May 5, 2014 3:30 PM
Aviation enthusiasts in the north state have probably seen a performance by Edward Andreini, the man who died after crashing his vintage biplane during an air show at Travis Air Force Base Sunday.
Andreini, 77, has performed airshows in both Chico, Redding and other Northern California locations for decades.
Andreini was trying to perform a maneuver known as "cutting a ribbon" where he inverts the plane and flies close to the ground so that a knife attached to it can slice a ribbon just off the ground, Col. David Mott, 60th Operations Group commander at the base, told the San Francisco Chronicle.

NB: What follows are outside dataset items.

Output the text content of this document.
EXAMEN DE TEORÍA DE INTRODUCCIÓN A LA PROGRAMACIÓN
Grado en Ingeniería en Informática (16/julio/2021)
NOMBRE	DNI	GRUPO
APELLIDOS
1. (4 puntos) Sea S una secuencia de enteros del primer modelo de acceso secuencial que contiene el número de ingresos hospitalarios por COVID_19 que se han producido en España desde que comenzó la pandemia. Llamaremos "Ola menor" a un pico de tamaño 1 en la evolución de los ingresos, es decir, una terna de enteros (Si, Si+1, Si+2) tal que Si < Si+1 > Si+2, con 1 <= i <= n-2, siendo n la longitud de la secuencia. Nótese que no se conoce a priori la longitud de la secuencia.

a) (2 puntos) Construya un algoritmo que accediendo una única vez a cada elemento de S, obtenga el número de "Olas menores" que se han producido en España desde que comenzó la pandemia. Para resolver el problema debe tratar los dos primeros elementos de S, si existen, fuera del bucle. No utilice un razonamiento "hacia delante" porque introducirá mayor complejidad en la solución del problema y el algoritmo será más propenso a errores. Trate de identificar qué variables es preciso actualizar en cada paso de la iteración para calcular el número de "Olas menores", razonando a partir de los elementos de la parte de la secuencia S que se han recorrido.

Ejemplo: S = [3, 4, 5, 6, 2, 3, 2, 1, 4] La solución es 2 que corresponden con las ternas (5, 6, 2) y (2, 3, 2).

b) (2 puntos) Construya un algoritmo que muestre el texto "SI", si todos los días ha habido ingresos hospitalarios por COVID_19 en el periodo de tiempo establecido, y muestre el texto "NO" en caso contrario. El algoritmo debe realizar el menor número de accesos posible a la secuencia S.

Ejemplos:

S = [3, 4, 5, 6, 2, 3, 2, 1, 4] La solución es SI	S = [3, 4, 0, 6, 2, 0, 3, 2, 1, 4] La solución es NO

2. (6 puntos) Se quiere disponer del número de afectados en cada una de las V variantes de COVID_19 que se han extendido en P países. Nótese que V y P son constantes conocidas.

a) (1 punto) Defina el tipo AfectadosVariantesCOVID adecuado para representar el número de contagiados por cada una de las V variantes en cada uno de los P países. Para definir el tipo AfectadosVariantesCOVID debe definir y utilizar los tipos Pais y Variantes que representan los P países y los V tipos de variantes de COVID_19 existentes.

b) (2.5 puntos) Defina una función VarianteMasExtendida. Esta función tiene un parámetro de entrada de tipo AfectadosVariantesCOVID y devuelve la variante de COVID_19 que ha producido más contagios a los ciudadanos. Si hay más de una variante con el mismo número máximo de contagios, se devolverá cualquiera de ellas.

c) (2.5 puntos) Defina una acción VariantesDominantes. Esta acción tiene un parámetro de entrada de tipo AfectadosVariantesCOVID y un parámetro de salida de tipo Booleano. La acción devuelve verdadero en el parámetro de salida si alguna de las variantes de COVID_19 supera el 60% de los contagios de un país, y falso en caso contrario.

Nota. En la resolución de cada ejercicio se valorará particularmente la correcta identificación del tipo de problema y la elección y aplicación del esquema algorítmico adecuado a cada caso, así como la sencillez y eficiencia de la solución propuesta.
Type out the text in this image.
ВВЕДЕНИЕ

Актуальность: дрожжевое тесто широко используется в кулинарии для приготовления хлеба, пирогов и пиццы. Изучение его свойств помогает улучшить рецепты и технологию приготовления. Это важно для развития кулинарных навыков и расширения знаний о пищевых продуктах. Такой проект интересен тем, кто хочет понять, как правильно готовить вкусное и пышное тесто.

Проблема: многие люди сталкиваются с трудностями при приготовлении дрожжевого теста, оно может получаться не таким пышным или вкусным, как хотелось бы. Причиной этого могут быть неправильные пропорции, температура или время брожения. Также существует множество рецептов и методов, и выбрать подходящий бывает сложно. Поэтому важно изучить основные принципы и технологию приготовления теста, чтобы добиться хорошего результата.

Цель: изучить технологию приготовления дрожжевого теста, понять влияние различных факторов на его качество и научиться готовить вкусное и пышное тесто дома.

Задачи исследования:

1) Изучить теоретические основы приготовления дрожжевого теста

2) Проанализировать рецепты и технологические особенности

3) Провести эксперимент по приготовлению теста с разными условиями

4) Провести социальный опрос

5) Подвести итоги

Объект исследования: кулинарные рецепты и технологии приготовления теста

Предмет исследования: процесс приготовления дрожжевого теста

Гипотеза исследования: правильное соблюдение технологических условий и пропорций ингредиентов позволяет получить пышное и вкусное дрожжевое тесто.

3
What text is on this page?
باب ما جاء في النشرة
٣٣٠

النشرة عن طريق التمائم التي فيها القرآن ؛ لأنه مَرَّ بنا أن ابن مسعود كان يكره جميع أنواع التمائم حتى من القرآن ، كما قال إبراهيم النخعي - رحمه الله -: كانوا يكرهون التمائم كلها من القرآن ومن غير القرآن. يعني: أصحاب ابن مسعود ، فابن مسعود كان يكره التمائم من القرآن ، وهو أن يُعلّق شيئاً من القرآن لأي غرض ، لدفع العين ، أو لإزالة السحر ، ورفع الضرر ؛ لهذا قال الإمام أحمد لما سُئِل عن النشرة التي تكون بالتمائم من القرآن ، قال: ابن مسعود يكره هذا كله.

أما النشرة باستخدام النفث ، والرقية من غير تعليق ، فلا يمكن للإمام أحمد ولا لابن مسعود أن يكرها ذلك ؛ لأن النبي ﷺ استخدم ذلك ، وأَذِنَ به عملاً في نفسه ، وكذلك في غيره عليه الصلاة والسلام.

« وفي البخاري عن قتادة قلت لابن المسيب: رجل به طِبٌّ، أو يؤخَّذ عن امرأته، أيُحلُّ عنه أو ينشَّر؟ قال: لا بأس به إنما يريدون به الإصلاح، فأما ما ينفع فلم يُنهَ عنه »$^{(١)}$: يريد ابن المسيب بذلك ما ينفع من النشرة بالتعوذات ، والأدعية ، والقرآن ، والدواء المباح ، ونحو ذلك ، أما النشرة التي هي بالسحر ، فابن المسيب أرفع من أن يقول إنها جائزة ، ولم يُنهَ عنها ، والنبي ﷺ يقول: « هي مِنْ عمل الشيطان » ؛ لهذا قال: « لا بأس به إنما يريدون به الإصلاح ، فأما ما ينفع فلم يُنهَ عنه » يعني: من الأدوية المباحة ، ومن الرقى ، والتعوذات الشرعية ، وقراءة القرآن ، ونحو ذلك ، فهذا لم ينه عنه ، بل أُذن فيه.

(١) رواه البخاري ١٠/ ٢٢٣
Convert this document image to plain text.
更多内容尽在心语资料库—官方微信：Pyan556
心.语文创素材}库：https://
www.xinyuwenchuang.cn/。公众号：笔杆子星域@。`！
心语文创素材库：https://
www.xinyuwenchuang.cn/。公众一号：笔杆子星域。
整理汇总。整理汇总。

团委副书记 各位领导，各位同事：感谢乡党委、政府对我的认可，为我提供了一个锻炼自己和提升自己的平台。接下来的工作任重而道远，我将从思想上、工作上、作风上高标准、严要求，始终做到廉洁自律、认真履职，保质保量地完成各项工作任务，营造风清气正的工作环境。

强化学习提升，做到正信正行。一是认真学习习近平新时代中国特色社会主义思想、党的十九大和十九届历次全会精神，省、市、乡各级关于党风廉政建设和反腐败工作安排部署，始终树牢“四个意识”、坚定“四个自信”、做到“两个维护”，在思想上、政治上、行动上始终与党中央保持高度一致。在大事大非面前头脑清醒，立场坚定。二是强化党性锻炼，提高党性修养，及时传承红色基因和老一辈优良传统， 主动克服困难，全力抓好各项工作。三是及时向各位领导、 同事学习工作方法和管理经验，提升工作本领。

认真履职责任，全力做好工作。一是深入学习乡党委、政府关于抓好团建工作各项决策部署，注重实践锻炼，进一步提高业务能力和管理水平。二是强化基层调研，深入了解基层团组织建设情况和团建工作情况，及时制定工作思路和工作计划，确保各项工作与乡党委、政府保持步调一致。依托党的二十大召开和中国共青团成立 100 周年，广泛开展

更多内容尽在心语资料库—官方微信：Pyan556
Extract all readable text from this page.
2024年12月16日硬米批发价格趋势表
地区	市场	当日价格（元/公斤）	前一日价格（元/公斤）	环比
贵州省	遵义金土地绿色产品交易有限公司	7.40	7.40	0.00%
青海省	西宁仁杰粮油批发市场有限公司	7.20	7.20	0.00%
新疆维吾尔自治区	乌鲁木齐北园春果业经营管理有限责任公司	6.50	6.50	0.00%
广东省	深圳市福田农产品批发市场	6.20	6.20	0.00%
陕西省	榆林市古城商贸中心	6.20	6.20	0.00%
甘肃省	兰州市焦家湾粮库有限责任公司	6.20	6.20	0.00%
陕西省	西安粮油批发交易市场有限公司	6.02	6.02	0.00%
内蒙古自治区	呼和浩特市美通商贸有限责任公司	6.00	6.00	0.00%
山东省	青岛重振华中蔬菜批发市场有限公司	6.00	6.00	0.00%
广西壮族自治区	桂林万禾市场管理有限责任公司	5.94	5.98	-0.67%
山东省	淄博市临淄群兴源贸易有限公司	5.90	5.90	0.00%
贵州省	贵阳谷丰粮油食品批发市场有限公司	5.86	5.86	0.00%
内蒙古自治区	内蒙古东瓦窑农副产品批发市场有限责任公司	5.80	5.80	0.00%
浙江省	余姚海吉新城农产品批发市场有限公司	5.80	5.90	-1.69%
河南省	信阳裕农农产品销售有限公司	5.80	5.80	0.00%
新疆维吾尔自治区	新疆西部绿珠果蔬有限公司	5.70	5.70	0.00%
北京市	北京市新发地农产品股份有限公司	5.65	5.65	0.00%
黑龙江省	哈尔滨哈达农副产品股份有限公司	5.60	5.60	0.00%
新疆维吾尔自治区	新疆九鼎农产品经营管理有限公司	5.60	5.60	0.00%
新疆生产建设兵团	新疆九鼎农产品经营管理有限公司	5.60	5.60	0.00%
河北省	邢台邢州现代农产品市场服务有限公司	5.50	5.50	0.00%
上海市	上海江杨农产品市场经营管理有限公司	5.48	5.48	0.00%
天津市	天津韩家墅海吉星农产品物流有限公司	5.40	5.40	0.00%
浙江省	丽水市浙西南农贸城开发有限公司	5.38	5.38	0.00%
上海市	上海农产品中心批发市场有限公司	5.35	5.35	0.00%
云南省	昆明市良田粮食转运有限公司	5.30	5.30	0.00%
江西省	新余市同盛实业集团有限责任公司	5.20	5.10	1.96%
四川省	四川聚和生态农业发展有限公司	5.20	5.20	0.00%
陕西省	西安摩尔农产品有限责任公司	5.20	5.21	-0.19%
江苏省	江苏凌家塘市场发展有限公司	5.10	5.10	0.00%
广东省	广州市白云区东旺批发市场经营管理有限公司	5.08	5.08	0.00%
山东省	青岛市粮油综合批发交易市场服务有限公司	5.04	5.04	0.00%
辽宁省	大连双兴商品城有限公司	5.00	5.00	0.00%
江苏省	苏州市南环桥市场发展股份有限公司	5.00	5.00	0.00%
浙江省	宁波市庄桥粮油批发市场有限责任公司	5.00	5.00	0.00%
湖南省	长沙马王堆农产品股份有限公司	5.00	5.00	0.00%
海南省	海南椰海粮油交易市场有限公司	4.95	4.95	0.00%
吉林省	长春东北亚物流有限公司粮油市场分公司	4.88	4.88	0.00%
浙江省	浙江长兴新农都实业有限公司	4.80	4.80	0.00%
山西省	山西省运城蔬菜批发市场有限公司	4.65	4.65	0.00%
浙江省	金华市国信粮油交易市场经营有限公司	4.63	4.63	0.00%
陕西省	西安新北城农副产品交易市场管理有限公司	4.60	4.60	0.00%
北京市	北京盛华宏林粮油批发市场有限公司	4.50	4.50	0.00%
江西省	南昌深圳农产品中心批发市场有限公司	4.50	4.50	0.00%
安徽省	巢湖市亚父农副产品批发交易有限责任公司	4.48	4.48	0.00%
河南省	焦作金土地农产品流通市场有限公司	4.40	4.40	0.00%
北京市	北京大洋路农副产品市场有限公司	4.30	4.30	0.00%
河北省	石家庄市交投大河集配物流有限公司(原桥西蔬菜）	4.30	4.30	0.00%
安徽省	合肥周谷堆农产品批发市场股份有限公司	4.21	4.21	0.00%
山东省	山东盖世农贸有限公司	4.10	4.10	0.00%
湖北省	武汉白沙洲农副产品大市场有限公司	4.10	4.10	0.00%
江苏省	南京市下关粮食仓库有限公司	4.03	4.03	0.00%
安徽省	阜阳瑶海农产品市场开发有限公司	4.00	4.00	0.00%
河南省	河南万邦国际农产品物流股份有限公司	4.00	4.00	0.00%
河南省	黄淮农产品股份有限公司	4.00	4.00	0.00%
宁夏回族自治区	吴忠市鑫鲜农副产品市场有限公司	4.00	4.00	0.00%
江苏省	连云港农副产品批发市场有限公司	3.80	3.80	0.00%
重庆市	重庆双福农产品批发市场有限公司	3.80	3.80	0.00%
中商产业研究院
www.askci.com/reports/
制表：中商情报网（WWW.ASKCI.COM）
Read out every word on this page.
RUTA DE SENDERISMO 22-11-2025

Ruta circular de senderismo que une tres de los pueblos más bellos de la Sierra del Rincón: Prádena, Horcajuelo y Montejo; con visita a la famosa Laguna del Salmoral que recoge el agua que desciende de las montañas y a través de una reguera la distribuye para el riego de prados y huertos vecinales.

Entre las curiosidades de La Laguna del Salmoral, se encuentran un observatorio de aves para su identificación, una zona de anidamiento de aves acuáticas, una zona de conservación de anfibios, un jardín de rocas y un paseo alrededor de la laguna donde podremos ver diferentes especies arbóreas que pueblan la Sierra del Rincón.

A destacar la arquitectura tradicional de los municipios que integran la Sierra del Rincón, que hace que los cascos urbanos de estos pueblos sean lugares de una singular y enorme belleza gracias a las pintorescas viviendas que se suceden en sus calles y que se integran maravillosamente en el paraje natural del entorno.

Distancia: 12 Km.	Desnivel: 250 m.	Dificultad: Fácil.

The plane, flying low over the tarmac, crashed and caught fire, letting off a thick plume of black smoke seen in videos of the aftermath.
Roger Bockrath, a retired photojournalist who was photographing the afternoon show, chronicled the routine and witnessed the crash. He said Andreini, flying into a sometimes gusty wind, passed on two attempts before trying a third time, hitting the tarmac and sliding to a stop in an open field.
"He got down too low and hit the tarmac. He skidded about 500 feet and just sat there. The plane was essentially intact, just wrong side down," Bockrath told The Sacramento Bee.
Bockrath said nearly 2 1/2 minutes went by before someone appeared with a fire extinguisher. By then, the aircraft was fully enflamed and collapsing from the heat. He said it took a total of five minutes before fire crews arrived.
NTSB investigators trying to what caused the crash say they will start by examining the wreckage and ground scars.
Howard Plagens of the National Transportation Safety Board said Monday that his team will also look at the time it took emergency crews to respond.